[Solved] Sed/awk print between patterns the first occurrence

Guys,

I am trying the following:

i have a log file of a webbap which logs in the following pattern:

2011-08-14 21:10:04,535 blablabla ERROR blablabla
       bla
       bla
      bla
      bla
2011-08-14 21:10:04,535 blablabla ERROR blablabla
       bla
       bla
      bla
      bla
2011-08-14 21:10:04,535 blablabla ERROR blablabla
       bla
       bla
      bla
      bla

what i need is to print everything between the ERROR pattern but only the first occurrence :

2011-08-14 21:10:04,535 blablabla ERROR blablabla
       bla
       bla
      bla
      bla

Please help!

the example you made is not so clear. timestamps are the same, also those "bla"s.

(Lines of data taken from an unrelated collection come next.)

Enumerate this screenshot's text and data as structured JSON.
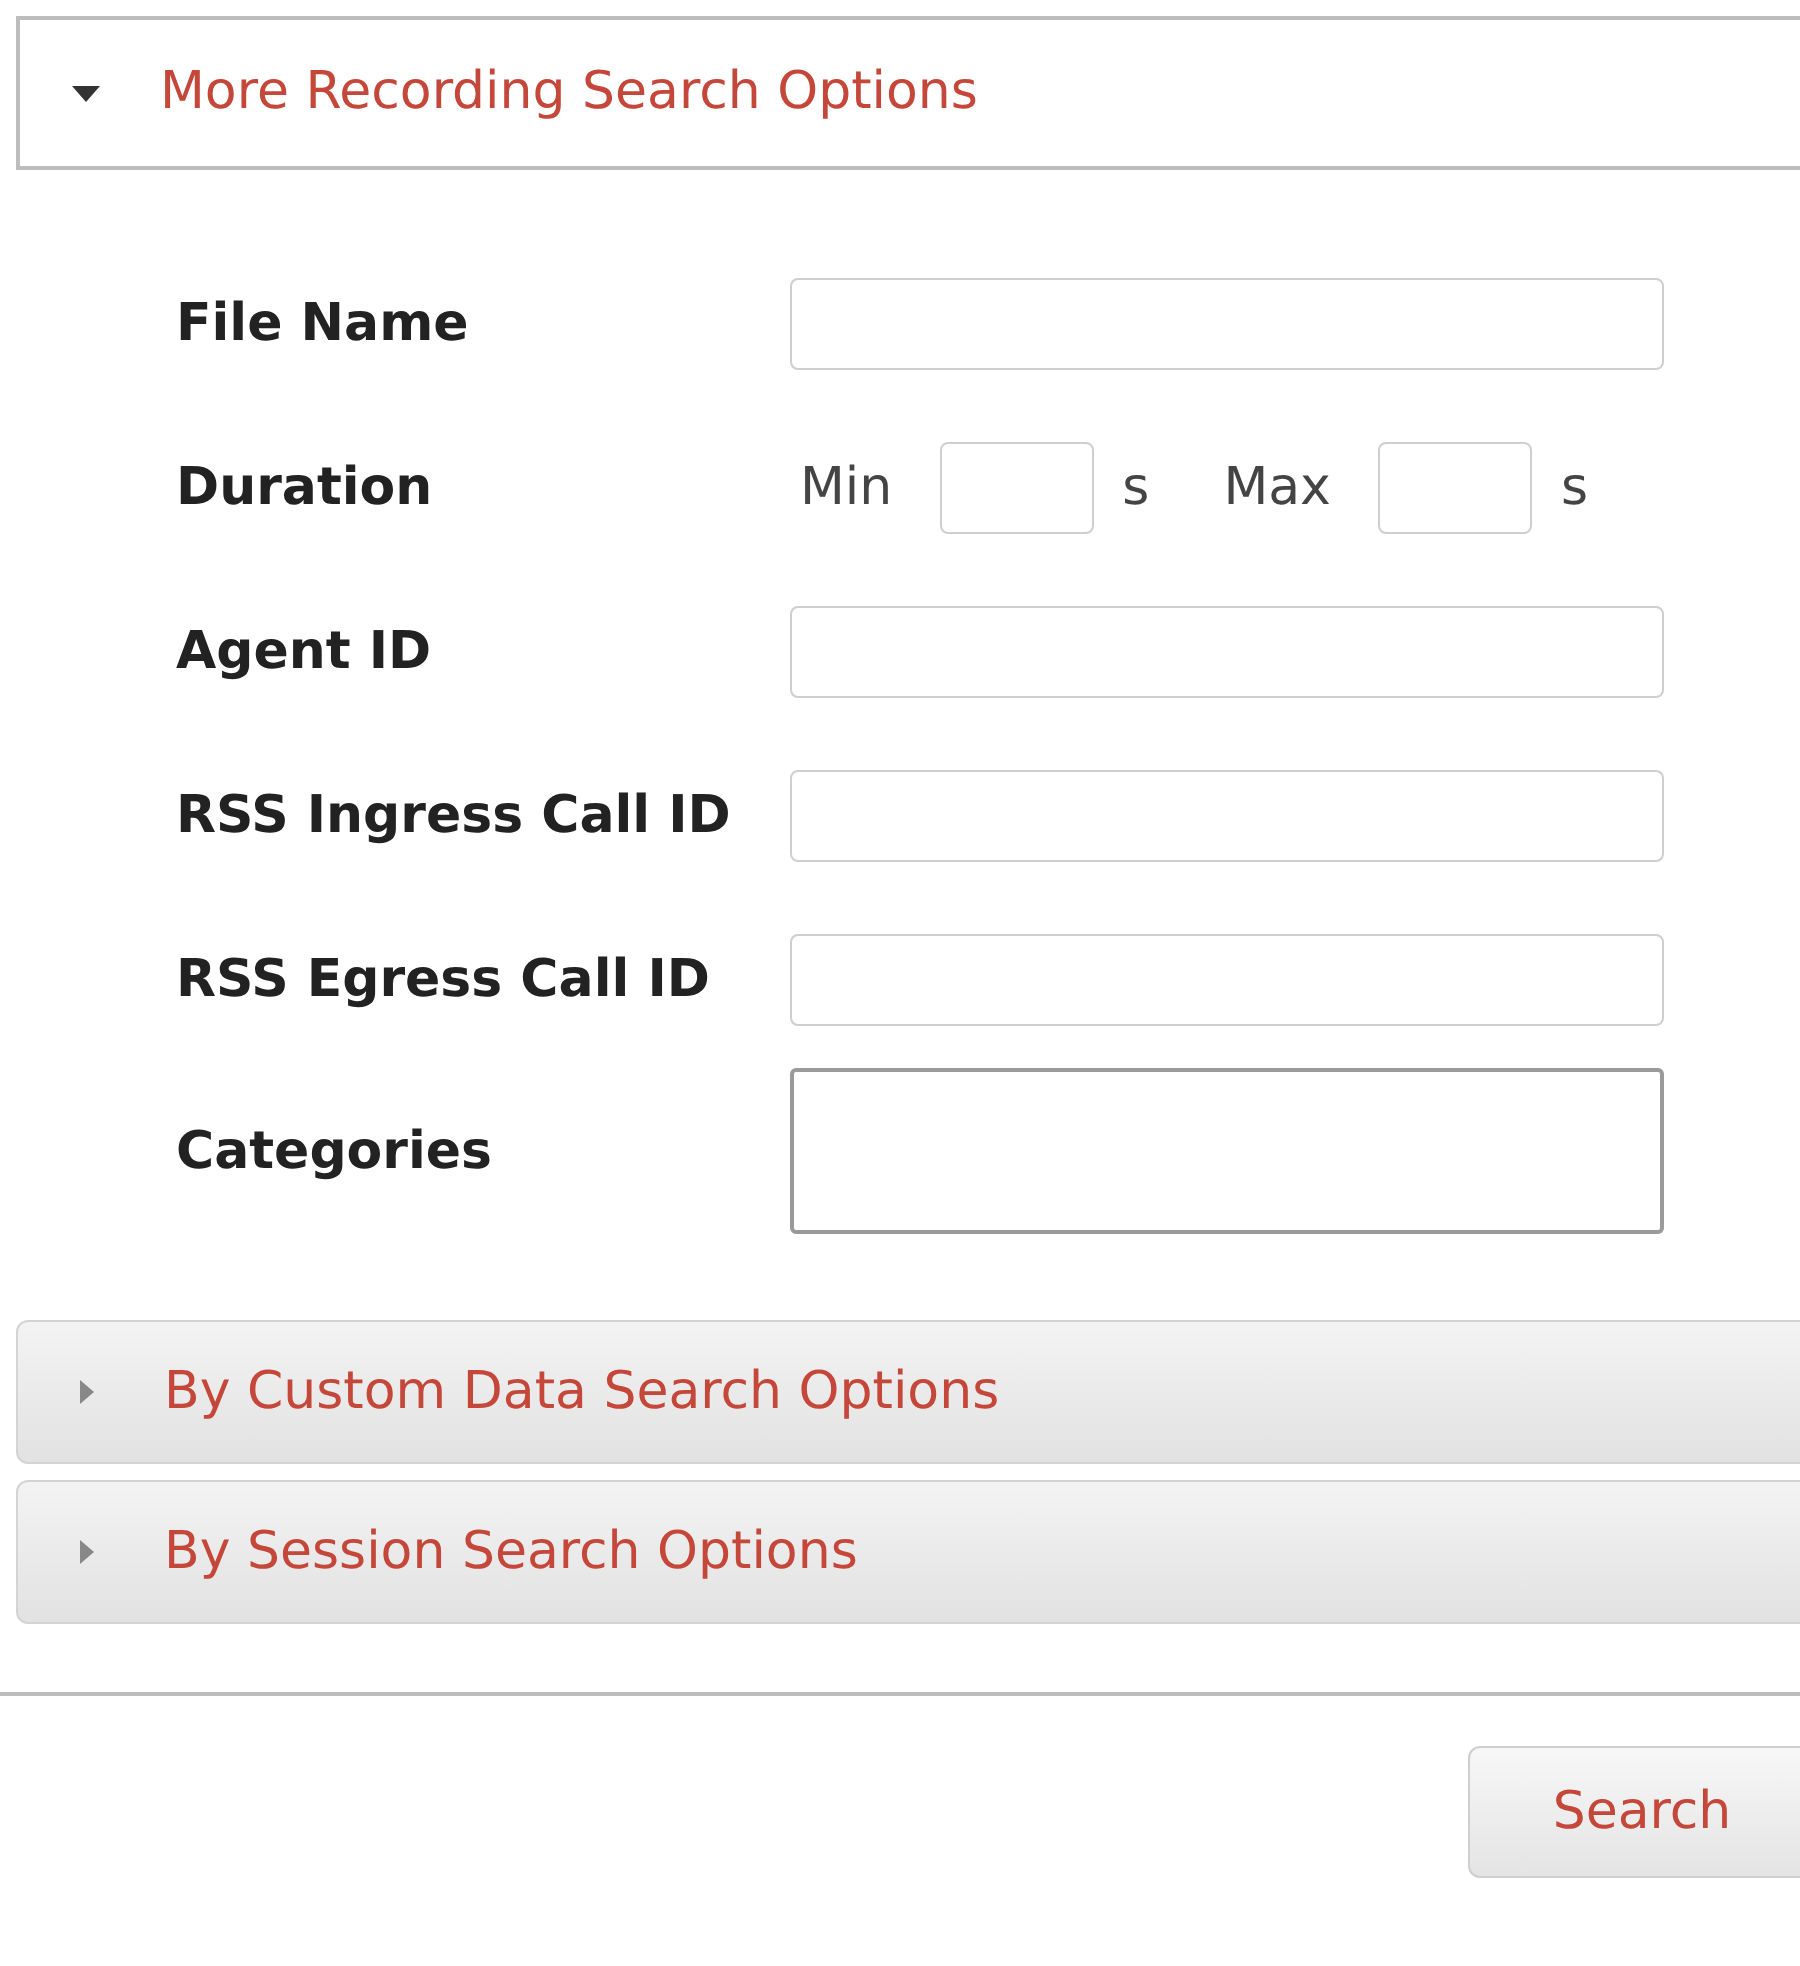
{
  "panels": [
    {
      "title": "More Recording Search Options",
      "expanded": true,
      "fields": [
        {
          "kind": "text",
          "label": "File Name"
        },
        {
          "kind": "range",
          "label": "Duration",
          "min_label": "Min",
          "max_label": "Max",
          "unit_min": "s",
          "unit_max": "s"
        },
        {
          "kind": "text",
          "label": "Agent ID"
        },
        {
          "kind": "text",
          "label": "RSS Ingress Call ID"
        },
        {
          "kind": "text",
          "label": "RSS Egress Call ID"
        },
        {
          "kind": "textarea",
          "label": "Categories"
        }
      ]
    },
    {
      "title": "By Custom Data Search Options",
      "expanded": false
    },
    {
      "title": "By Session Search Options",
      "expanded": false
    }
  ],
  "search_button": "Search"
}
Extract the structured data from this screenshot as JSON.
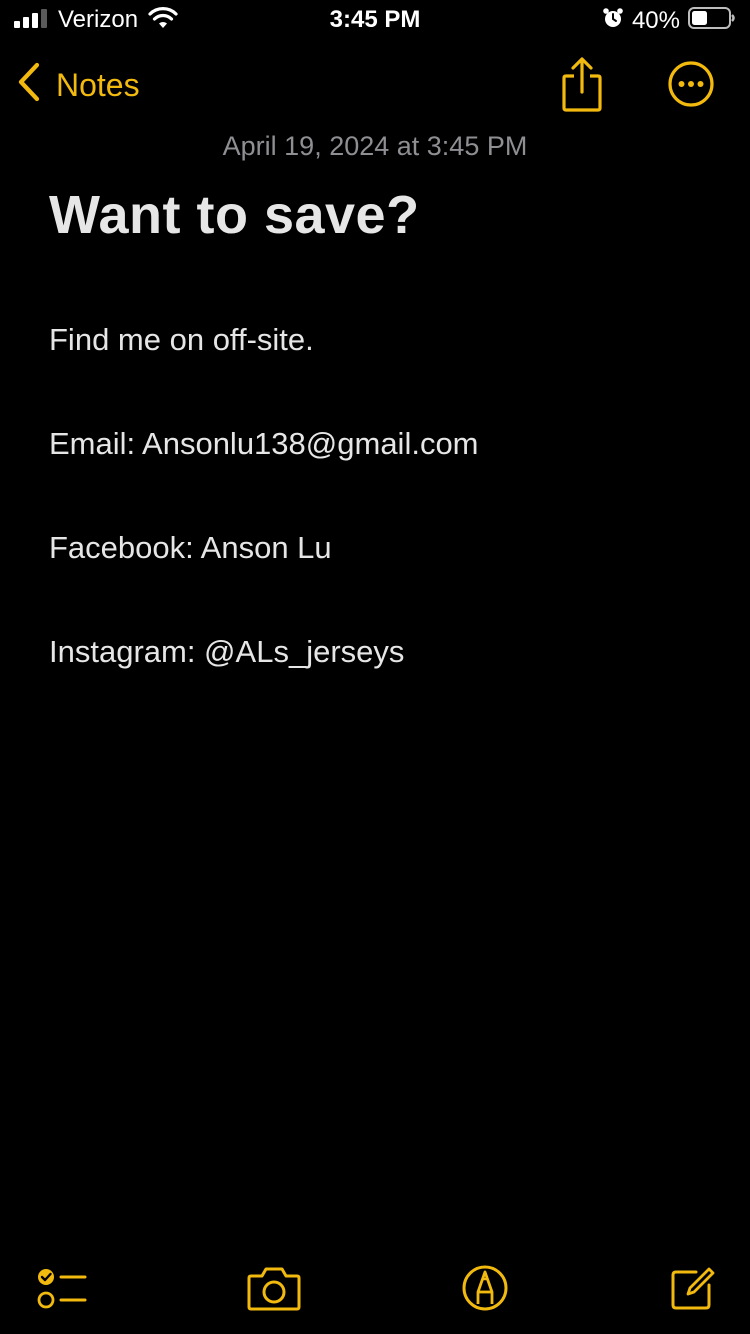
{
  "status_bar": {
    "carrier": "Verizon",
    "time": "3:45 PM",
    "battery_percent": "40%",
    "icons": [
      "signal-icon",
      "wifi-icon",
      "alarm-icon",
      "battery-icon"
    ]
  },
  "nav": {
    "back_label": "Notes",
    "back_icon": "chevron-left-icon",
    "share_icon": "share-icon",
    "more_icon": "more-icon"
  },
  "note": {
    "date": "April 19, 2024 at 3:45 PM",
    "title": "Want to save?",
    "lines": [
      "Find me on off-site.",
      "Email: Ansonlu138@gmail.com",
      "Facebook: Anson Lu",
      "Instagram: @ALs_jerseys"
    ]
  },
  "toolbar": {
    "icons": [
      "checklist-icon",
      "camera-icon",
      "markup-icon",
      "compose-icon"
    ]
  },
  "colors": {
    "accent": "#f2b90f",
    "background": "#000000",
    "text": "#e6e6e6",
    "secondary_text": "#8e8e93"
  }
}
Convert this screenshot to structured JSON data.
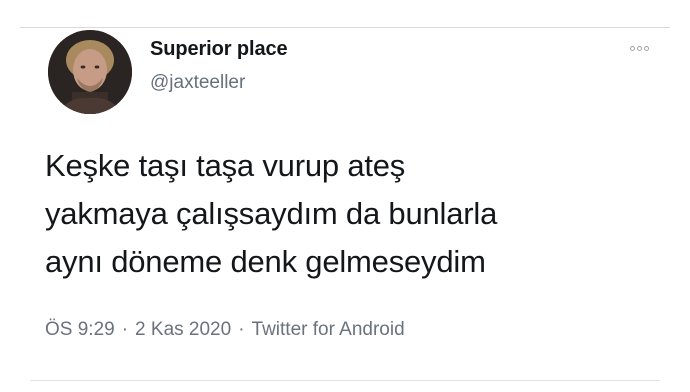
{
  "tweet": {
    "display_name": "Superior place",
    "handle": "@jaxteeller",
    "text_lines": [
      "Keşke taşı taşa vurup ateş",
      "yakmaya çalışsaydım da bunlarla",
      "aynı döneme denk gelmeseydim"
    ],
    "time": "ÖS 9:29",
    "date": "2 Kas 2020",
    "source": "Twitter for Android",
    "separator": "·"
  },
  "icons": {
    "more": "more-options-icon",
    "avatar": "profile-avatar"
  },
  "colors": {
    "text": "#14171a",
    "secondary": "#66717b",
    "divider": "#d9d9d9"
  }
}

try this one liner, if it gives your needs:

awk  '/ERROR/{if(b) exit; else b=1}1'  yourFile

thanks a lot, that's exactly what i needed!

Alternate solution..

awk '/ERROR/{++t}t==1' inputfile

this short one-liner looks nice. however it will go through the whole file anyway after getting the part of text we needed.

Hi,

Using 'sed':

$ cat infile
2011-08-14 21:10:04,535 blablabla ERROR Exception1 blablabla
bla
bla
bla
bla
2011-08-14 21:10:04,535 blablabla ERROR Exteption2 blablabla
bla
bla
bla
bla
2011-08-14 21:10:04,535 blablabla ERROR Exception1 blablabla
bla
bla
bla
bla
2011-08-14 21:10:04,535 blablabla ERROR Exception3 blablabla
bla
bla
bla
$ sed -ne '/ERROR/I,/ERROR/I { H; b }; x; s/^\n//; s/\(.*\)\n.*/\1/; p; q' infile
2011-08-14 21:10:04,535 blablabla ERROR Exception1 blablabla
bla
bla
bla
bla

Regards,
Birei

Thanks!

---------- Post updated at 05:19 PM ---------- Previous update was at 05:12 PM ----------

The above doesnt work as expected. The Exception1 is just an example. This command will run as a script and the pattern is a variable. What i need is to separate the errors and store an example of it in a file. The errors are different so i have to use the description of the error (i.e. Exception1) as a pattern.